Roma, Dybala e Pellegrini spalle al muro: taglio dello stipendio del 50% o sarà addio
L'argentino e l'azzurro guadagnano troppo per la nuova politica sugli ingaggi dei giallorossi: accordo a cifre ridotto o a fine stagione sarà separazione
I nodi vengono al pettine. Tra i temi delicati che la Roma deve affrontare in questo 2026 ci sono i rinnovi di due calciatori di primo piano come Paulo Dybala e Lorenzo Pellegrini. L'argentino e il romano sono due dei calciatori più pagati nella rosa dei giallorossi con, rispettivamente, un ingaggio da 8,5 milioni all'anno più bonus e uno quasi da 7. Una politica sugli stipendi che la Roma non può più sostenere. Il nuovo corso giallorosso dovrà partire da un netto taglio al monte ingaggi.

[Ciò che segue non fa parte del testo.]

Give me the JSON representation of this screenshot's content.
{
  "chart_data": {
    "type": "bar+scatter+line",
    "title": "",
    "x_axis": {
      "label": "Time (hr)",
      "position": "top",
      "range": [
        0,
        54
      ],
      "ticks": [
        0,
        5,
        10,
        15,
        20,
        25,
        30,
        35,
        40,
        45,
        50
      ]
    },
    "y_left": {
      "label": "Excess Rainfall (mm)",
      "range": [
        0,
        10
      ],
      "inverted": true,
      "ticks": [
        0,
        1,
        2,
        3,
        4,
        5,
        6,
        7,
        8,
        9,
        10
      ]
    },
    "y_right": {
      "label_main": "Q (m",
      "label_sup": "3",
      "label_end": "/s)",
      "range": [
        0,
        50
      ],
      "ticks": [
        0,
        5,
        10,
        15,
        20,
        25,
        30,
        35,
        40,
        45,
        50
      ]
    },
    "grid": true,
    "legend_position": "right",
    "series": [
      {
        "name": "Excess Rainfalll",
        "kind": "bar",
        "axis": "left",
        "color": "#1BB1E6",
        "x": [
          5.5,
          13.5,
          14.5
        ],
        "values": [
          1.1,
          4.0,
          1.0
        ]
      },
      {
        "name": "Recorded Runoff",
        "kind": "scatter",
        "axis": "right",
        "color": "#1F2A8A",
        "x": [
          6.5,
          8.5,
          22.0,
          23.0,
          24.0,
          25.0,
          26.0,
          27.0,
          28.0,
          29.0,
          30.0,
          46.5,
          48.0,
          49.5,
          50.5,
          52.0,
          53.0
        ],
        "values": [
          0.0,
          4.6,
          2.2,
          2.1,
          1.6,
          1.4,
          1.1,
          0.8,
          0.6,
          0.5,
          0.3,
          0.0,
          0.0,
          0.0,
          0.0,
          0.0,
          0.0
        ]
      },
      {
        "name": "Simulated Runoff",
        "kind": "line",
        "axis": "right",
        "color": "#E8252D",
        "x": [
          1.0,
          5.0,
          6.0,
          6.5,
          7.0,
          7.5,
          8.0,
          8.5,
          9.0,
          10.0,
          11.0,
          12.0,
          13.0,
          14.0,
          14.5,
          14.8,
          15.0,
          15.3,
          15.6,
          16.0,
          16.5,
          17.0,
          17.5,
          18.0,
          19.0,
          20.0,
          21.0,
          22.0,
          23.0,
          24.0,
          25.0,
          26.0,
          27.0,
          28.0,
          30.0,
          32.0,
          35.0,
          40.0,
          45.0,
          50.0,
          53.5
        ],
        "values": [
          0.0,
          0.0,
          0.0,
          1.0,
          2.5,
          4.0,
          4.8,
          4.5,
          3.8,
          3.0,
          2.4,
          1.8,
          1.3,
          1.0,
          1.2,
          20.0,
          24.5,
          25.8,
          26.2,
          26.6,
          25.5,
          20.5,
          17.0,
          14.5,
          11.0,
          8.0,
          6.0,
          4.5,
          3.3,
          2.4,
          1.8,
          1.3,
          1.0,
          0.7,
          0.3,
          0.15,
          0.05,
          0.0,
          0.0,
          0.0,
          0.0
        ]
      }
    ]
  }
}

Una linea confermata anche di recente da Claudio Ranieri, advisor della proprietà: "Per la sopravvivenza del club dobbiamo abbassare il monte ingaggi". Poi l'ex tecnico entra nel dettaglio della situazione di Pellegrini e Dybala: "Penso che questi due giocatori si siano già confrontati con la società: non è che non c'è la volontà di accontentarli, è proprio che c'è il bisogno di tagliare. In base a quello che dirà il campo e alle richieste della società vedremo che fare: se ci sarà accordo bene, altrimenti ci saluteremo".
Il discorso con Pellegrini e Dybala, ma anche con Celik ed El Shaarawy, anche loro in scadenza a giugnio, entrerà nel vivo nei prossimi mesi: la Roma deve capire, anche in base al piazzamento in campionato e il percorso in Europa League, fin dove si potranno spingere i ricavi di questa stagione. A prescindere dai risultati sportivi però, la linea per il futuro è chiara e tracciata nel solco della sostenibilità: il tetto stipendi verrà fissato a 4 milioni di euro.